Profesi pertama yang dijalani Tirtoadisuryo adalah sebagai wartawan inlander.
Sebagai seorang jurnalis, ia memjembatani perjuangan rakyat Indonesia
agar tidak kehilangan jati diri dan martabat bangsa karena pengaruh
imperialisme dan kolonialisme. Melalui tulisan-tulisannyalah ia berusaha
merubah jalan pemikiran rakyat menuju pergerakan dan kesempurnaan.

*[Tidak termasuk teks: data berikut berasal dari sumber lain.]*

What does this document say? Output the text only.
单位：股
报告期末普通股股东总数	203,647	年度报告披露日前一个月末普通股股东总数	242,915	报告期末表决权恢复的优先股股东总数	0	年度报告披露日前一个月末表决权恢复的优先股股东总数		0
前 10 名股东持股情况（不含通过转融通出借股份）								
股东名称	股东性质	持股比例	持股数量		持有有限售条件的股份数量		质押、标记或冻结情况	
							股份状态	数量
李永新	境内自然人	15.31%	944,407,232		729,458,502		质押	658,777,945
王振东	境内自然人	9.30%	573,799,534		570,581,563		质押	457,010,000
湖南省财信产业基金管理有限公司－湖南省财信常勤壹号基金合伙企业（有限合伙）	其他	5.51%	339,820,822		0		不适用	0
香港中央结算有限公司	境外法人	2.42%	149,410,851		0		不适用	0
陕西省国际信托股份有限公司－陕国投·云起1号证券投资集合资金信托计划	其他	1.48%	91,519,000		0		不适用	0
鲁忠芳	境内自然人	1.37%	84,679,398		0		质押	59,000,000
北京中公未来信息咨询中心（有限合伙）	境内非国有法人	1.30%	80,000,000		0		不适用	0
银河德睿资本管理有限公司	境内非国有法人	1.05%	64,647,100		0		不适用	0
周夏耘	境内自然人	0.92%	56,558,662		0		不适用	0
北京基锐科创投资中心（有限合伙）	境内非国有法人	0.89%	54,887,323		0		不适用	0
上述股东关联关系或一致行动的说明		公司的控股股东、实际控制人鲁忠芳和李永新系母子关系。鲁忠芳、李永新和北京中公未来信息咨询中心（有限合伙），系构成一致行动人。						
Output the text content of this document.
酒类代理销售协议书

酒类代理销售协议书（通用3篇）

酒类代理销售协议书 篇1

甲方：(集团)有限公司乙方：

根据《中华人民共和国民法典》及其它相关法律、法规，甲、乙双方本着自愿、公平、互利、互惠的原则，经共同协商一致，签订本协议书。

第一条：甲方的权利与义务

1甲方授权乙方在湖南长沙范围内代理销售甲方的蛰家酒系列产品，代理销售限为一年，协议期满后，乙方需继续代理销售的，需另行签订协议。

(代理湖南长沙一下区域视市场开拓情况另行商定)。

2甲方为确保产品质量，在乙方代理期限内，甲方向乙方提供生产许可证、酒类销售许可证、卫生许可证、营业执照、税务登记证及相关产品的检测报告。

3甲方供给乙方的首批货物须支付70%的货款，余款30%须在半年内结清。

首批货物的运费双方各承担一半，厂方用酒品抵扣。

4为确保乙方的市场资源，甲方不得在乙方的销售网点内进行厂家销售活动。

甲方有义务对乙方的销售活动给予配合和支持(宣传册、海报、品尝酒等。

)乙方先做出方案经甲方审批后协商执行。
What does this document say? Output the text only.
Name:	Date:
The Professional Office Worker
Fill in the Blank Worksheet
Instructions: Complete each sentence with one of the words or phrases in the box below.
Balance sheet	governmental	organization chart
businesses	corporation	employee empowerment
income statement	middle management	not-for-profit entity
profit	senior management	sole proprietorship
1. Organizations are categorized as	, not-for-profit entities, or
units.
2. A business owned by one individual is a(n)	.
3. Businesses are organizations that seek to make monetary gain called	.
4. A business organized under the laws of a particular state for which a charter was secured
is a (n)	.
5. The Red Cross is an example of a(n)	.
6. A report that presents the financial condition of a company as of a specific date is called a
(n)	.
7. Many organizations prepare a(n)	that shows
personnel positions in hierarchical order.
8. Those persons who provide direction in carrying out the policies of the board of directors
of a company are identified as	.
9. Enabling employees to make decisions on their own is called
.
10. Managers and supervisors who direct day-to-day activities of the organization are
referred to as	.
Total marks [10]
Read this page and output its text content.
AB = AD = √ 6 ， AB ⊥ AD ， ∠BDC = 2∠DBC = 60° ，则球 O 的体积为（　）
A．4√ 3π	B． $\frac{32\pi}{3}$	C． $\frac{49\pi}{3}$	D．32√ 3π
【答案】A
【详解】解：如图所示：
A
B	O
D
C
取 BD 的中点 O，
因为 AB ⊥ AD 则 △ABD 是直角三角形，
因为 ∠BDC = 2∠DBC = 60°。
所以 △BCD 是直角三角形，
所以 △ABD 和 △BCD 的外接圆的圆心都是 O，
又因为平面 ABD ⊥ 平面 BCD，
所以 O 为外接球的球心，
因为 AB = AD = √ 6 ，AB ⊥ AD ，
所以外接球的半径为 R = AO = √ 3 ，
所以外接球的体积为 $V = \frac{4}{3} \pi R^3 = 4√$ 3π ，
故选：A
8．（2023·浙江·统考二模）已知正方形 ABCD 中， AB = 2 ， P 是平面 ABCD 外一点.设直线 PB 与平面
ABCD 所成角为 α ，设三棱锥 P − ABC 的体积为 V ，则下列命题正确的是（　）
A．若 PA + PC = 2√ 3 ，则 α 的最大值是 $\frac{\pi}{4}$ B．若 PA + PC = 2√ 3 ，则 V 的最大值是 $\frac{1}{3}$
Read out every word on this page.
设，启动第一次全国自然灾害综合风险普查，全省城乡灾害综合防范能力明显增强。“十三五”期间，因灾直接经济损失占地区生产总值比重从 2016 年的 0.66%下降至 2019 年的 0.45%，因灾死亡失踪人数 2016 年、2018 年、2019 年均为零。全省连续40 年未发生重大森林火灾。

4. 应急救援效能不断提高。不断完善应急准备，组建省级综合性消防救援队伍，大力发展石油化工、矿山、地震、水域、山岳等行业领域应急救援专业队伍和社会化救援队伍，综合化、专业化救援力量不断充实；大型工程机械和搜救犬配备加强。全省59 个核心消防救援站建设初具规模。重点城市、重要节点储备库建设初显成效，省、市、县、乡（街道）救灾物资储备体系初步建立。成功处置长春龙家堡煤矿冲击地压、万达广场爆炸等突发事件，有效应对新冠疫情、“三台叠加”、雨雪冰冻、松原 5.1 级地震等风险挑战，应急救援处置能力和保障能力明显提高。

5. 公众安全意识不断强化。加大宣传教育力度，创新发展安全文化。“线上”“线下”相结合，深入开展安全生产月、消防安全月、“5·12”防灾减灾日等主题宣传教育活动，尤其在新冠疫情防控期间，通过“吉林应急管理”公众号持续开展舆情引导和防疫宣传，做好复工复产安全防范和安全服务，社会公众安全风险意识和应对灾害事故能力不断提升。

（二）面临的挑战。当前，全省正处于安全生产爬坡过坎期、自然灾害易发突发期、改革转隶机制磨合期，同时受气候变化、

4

Salah satu bentuk pergerakan yang dilakukan Tirtoadisuryo adalah
membebaskan segala bentuk pekerjaan dari sistem kepegawaian yang
dibentuk kolonial. Hal ini sangat merugikan rakyat pada umumnya serta
menguntungkan bagi para priyayi yang bercokol di administrasi
kepegawaian pada jaman itu. Tirtoadisuryo menginginkan kebebasan di
bidang perdagangan, bekerja di kebun, dan kerajinan untuk melatih
kemandirian di kalangan pribumi.
Karier
Tirtoadisuryo sebagai jurnalis banyak terekam dalam kegiatannya yang
luar biasa, baik dalam kegiatan tulus-menulis, maupun saat mengelola
persuratkabaran. Dalam perjalanan kariernya sudah berhasil mengelola
sekitar 14 terbitan yang di dalamnya dia juga berperan sebagai pemimpin
dan penulis tetap. Yaitu Pembrita Betawi, Soenda Berita, Medan
Priyayi, Soeloeh Keadilan, Poetri Hindia, Sarotomo, Soeara B.O.W.,
Soeara Spoor dan Tram, Soearaurna. Dalam sejarah Indonesia, ia merupakan kepala redaktur di perusahaan penerbitan di sebuah Hindia Belanda.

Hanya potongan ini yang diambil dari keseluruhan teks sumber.